PIVOT – Received Preliminary Data for Pediatric Acute Lymphoblastic Leukemia (ALL) Patients Derived Xenografts (PDX): The experiment conducted and funded by the National Institute of Health (NIH) through the PIVOT program included 27 patient-derived ALL tumors from pediatric patients. Tumors were xenografted in mice in two groups: vehicle control arm and SLS009 arm. Mice were treated with a fractionated dose once per week for 6 consecutive weeks. The treatment was well tolerated. For all models, median survival was approximately tripled in the SLS009 arm compared to the vehicle control arm. SLS009 demonstrated delayed progression in 25/27 (93%) models and more than 2 times longer time to progression in 15/27 (56%) of ALL models. In addition, there were complete responses (CR) in 2 models, and in one of the two models, CR was maintained after the treatment had been completed until the end of the study (4 months). Among 7 KMT2A rearranged models, time to progression was extended in all 7 models, and in 6/7 (86%) time to progression was more than doubled.

Raised $25.0 Million of Gross Proceeds from a Registered Direct Offering Priced At-the-Market under Nasdaq Rules: On January 28, 2025, SELLAS announced the closing of a $25 million registered direct offering with a single healthcare-focused institutional investor before deducting placement agent’s fees and related offering expenses. The net proceeds from the offering strengthens the Company’s financial position and will be used for working capital purposes and general corporate procedures, including the purchase of any pending or future acquisitions.

Financial Results for the First Quarter 2025:

R&D Expenses: Research and development expenses for the quarter ended March 31, 2025, were $3.2 million, compared to $5.1 million for the same period in 2024. The $1.9 million decrease was primarily due to decreases in clinical trial expenses, manufacturing costs, and clinical drug supply purchases, and clinical and regulatory consulting costs primarily driven by the completion of enrollment in the REGAL study in the first quarter of 2024.

G&A Expenses: General and administrative expenses for the first quarter of 2025 were $2.9 million, as compared to $4.5 million for the same period in 2024. The $1.6 million decrease was primarily attributable to a decrease in personnel related expenses driven by the initial recognition of a one-time severance charge during the three months ended March 31, 2024, and a decrease in headcount, and decreases in professional fees and other general and administrative expenses.
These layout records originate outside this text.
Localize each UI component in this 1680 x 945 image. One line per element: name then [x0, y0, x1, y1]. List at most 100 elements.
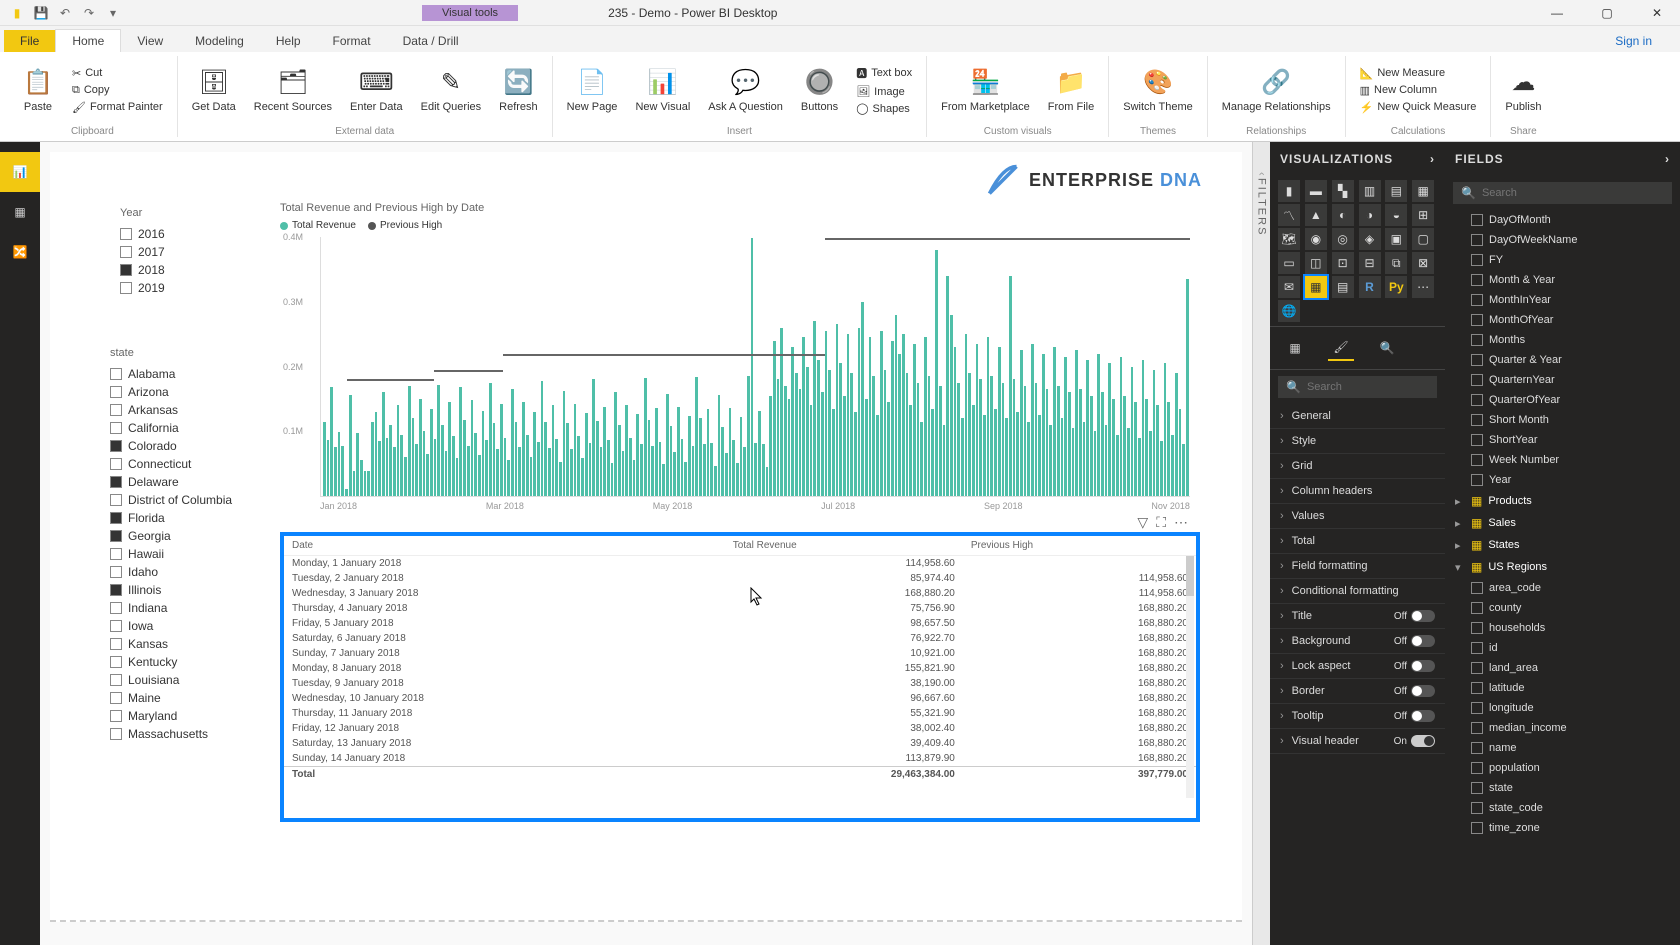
state-option[interactable]: Illinois — [110, 581, 260, 599]
tab-modeling[interactable]: Modeling — [179, 30, 260, 52]
field-item[interactable]: land_area — [1445, 658, 1680, 678]
paste-button[interactable]: 📋Paste — [18, 65, 58, 115]
redo-icon[interactable]: ↷ — [80, 4, 98, 22]
format-section[interactable]: ›BorderOff — [1270, 679, 1445, 704]
python-visual-icon[interactable]: Py — [1385, 276, 1407, 298]
state-option[interactable]: Florida — [110, 509, 260, 527]
get-data-button[interactable]: 🗄Get Data — [188, 65, 240, 115]
model-view-button[interactable]: 🔀 — [0, 232, 40, 272]
state-option[interactable]: District of Columbia — [110, 491, 260, 509]
state-option[interactable]: Louisiana — [110, 671, 260, 689]
state-option[interactable]: Kansas — [110, 635, 260, 653]
manage-relationships-button[interactable]: 🔗Manage Relationships — [1218, 65, 1335, 115]
data-view-button[interactable]: ▦ — [0, 192, 40, 232]
publish-button[interactable]: ☁Publish — [1501, 65, 1545, 115]
format-section[interactable]: ›Values — [1270, 504, 1445, 529]
field-item[interactable]: Quarter & Year — [1445, 350, 1680, 370]
refresh-button[interactable]: 🔄Refresh — [495, 65, 542, 115]
vis-type-icon[interactable]: ▦ — [1305, 276, 1327, 298]
field-item[interactable]: population — [1445, 758, 1680, 778]
tab-help[interactable]: Help — [260, 30, 317, 52]
format-section[interactable]: ›Field formatting — [1270, 554, 1445, 579]
qat-dropdown-icon[interactable]: ▾ — [104, 4, 122, 22]
tab-format[interactable]: Format — [317, 30, 387, 52]
state-option[interactable]: Iowa — [110, 617, 260, 635]
textbox-button[interactable]: 🅰Text box — [852, 64, 916, 82]
filter-icon[interactable]: ▽ — [1137, 514, 1148, 531]
field-item[interactable]: longitude — [1445, 698, 1680, 718]
field-item[interactable]: Month & Year — [1445, 270, 1680, 290]
image-button[interactable]: 🖼Image — [852, 84, 916, 99]
vis-type-icon[interactable]: ⧉ — [1385, 252, 1407, 274]
vis-type-icon[interactable]: ▚ — [1332, 180, 1354, 202]
field-item[interactable]: Months — [1445, 330, 1680, 350]
focus-icon[interactable]: ⛶ — [1156, 514, 1166, 531]
enter-data-button[interactable]: ⌨Enter Data — [346, 65, 407, 115]
field-table[interactable]: ▸▦Sales — [1445, 512, 1680, 534]
tab-home[interactable]: Home — [55, 29, 121, 52]
field-item[interactable]: state_code — [1445, 798, 1680, 818]
field-item[interactable]: Short Month — [1445, 410, 1680, 430]
switch-theme-button[interactable]: 🎨Switch Theme — [1119, 65, 1197, 115]
vis-type-icon[interactable]: ✉ — [1278, 276, 1300, 298]
field-item[interactable]: FY — [1445, 250, 1680, 270]
vis-type-icon[interactable]: ⊞ — [1412, 204, 1434, 226]
vis-type-icon[interactable]: ▦ — [1412, 180, 1434, 202]
state-option[interactable]: Colorado — [110, 437, 260, 455]
state-option[interactable]: Idaho — [110, 563, 260, 581]
field-item[interactable]: QuarternYear — [1445, 370, 1680, 390]
sign-in-link[interactable]: Sign in — [1607, 30, 1660, 52]
year-option[interactable]: 2017 — [120, 243, 240, 261]
field-table[interactable]: ▸▦Products — [1445, 490, 1680, 512]
vis-type-icon[interactable]: ◫ — [1305, 252, 1327, 274]
vis-type-icon[interactable]: ▥ — [1359, 180, 1381, 202]
state-option[interactable]: Indiana — [110, 599, 260, 617]
collapse-vis-icon[interactable]: › — [1430, 152, 1435, 166]
format-section[interactable]: ›Grid — [1270, 454, 1445, 479]
field-table[interactable]: ▸▦States — [1445, 534, 1680, 556]
state-option[interactable]: Massachusetts — [110, 725, 260, 743]
state-option[interactable]: Georgia — [110, 527, 260, 545]
state-option[interactable]: Delaware — [110, 473, 260, 491]
r-visual-icon[interactable]: R — [1359, 276, 1381, 298]
globe-icon[interactable]: 🌐 — [1278, 300, 1300, 322]
new-column-button[interactable]: ▥New Column — [1356, 83, 1481, 98]
state-option[interactable]: Maine — [110, 689, 260, 707]
field-item[interactable]: name — [1445, 738, 1680, 758]
field-item[interactable]: MonthOfYear — [1445, 310, 1680, 330]
format-section[interactable]: ›Column headers — [1270, 479, 1445, 504]
tab-view[interactable]: View — [121, 30, 179, 52]
more-icon[interactable]: ⋯ — [1174, 514, 1188, 531]
field-item[interactable]: ShortYear — [1445, 430, 1680, 450]
analytics-tab-icon[interactable]: 🔍 — [1374, 335, 1400, 361]
vis-type-icon[interactable]: ◉ — [1305, 228, 1327, 250]
more-visuals-icon[interactable]: ⋯ — [1412, 276, 1434, 298]
format-section[interactable]: ›BackgroundOff — [1270, 629, 1445, 654]
vis-type-icon[interactable]: ▬ — [1305, 180, 1327, 202]
report-view-button[interactable]: 📊 — [0, 152, 40, 192]
state-option[interactable]: Alabama — [110, 365, 260, 383]
fields-tab-icon[interactable]: ▦ — [1282, 335, 1308, 361]
from-file-button[interactable]: 📁From File — [1044, 65, 1098, 115]
field-item[interactable]: Year — [1445, 470, 1680, 490]
vis-type-icon[interactable]: ▲ — [1305, 204, 1327, 226]
ask-question-button[interactable]: 💬Ask A Question — [704, 65, 787, 115]
state-slicer[interactable]: state AlabamaArizonaArkansasCaliforniaCo… — [110, 347, 260, 743]
year-slicer[interactable]: Year 2016201720182019 — [120, 207, 240, 297]
field-item[interactable]: MonthInYear — [1445, 290, 1680, 310]
year-option[interactable]: 2018 — [120, 261, 240, 279]
undo-icon[interactable]: ↶ — [56, 4, 74, 22]
field-item[interactable]: DayOfWeekName — [1445, 230, 1680, 250]
close-button[interactable]: ✕ — [1642, 3, 1672, 23]
format-section[interactable]: ›Lock aspectOff — [1270, 654, 1445, 679]
state-option[interactable]: Hawaii — [110, 545, 260, 563]
minimize-button[interactable]: — — [1542, 3, 1572, 23]
cut-button[interactable]: ✂Cut — [68, 66, 167, 81]
field-item[interactable]: latitude — [1445, 678, 1680, 698]
shapes-button[interactable]: ◯Shapes — [852, 101, 916, 116]
state-option[interactable]: Arizona — [110, 383, 260, 401]
fields-search-input[interactable] — [1482, 187, 1664, 199]
scrollbar[interactable] — [1186, 556, 1194, 798]
format-search[interactable]: 🔍 — [1278, 376, 1437, 398]
format-section[interactable]: ›Visual headerOn — [1270, 729, 1445, 754]
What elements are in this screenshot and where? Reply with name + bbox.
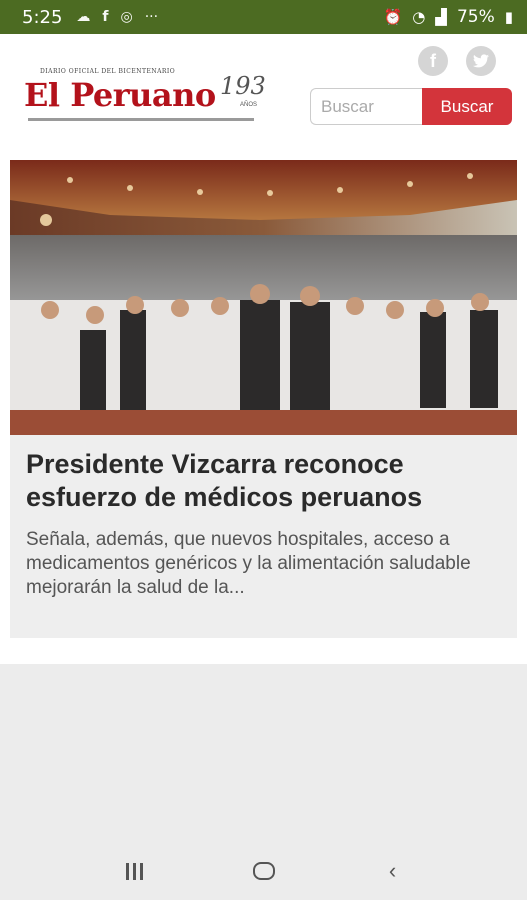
more-dots-icon: ··· [144,9,159,25]
wifi-icon: ◔ [412,8,426,26]
page-content: DIARIO OFICIAL DEL BICENTENARIO El Perua… [0,34,527,664]
facebook-icon[interactable]: f [418,46,448,76]
home-icon[interactable] [234,851,294,891]
site-logo[interactable]: DIARIO OFICIAL DEL BICENTENARIO El Perua… [24,68,274,128]
search-form: Buscar [310,88,512,125]
system-nav-bar: ‹ [0,842,527,900]
logo-years-label: AÑOS [240,102,258,108]
logo-underline [28,118,254,121]
status-time: 5:25 [22,6,63,28]
article-summary: Señala, además, que nuevos hospitales, a… [26,529,471,598]
twitter-icon[interactable] [466,46,496,76]
article-card[interactable]: Presidente Vizcarra reconoce esfuerzo de… [10,160,517,638]
recent-apps-icon[interactable] [105,851,165,891]
logo-name: El Peruano [24,76,216,114]
status-bar: 5:25 ☁ f ◎ ··· ⏰ ◔ ▟ 75% ▮ [0,0,527,34]
facebook-icon: f [102,9,109,25]
search-button[interactable]: Buscar [422,88,512,125]
signal-icon: ▟ [435,8,447,26]
article-headline[interactable]: Presidente Vizcarra reconoce esfuerzo de… [26,448,506,514]
search-input[interactable] [310,88,422,125]
battery-icon: ▮ [504,8,513,26]
data-saver-icon: ◎ [120,9,133,25]
article-photo[interactable] [10,160,517,435]
alarm-icon: ⏰ [383,8,403,26]
cloud-upload-icon: ☁ [76,9,91,25]
battery-percent: 75% [456,7,495,27]
logo-tagline: DIARIO OFICIAL DEL BICENTENARIO [40,68,176,75]
site-header: DIARIO OFICIAL DEL BICENTENARIO El Perua… [0,34,527,159]
back-icon[interactable]: ‹ [363,851,423,891]
logo-years: 193 [220,72,266,100]
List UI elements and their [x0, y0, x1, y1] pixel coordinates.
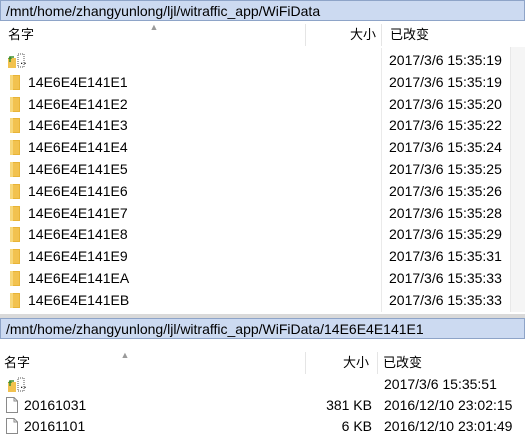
- file-name: 14E6E4E141E2: [28, 95, 128, 112]
- file-row[interactable]: 14E6E4E141E4 2017/3/6 15:35:24: [0, 137, 510, 158]
- file-name: 14E6E4E141E7: [28, 204, 128, 221]
- modified-date: 2017/3/6 15:35:33: [389, 291, 502, 308]
- sort-ascending-icon: ▲: [120, 350, 130, 360]
- file-name: 14E6E4E141E5: [28, 161, 128, 177]
- column-separator[interactable]: [377, 352, 378, 374]
- parent-directory-row[interactable]: .. 2017/3/6 15:35:19: [0, 50, 510, 71]
- file-name: ..: [20, 377, 27, 391]
- folder-icon: [10, 292, 20, 308]
- modified-date: 2017/3/6 15:35:28: [389, 204, 502, 221]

Net Loss: The net loss was $5.8 million for the first quarter of 2025, or a basic and diluted loss per share of $0.07, as compared to a net loss of $9.6 million for the first quarter of 2024, or a basic and diluted loss per share of $0.21.

Cash Position: As of March 31, 2025, cash and cash equivalents totaled approximately $28.4 million. Subsequent to March 31, 2025, the Company received $4.0 million in proceeds from the exercise of warrants.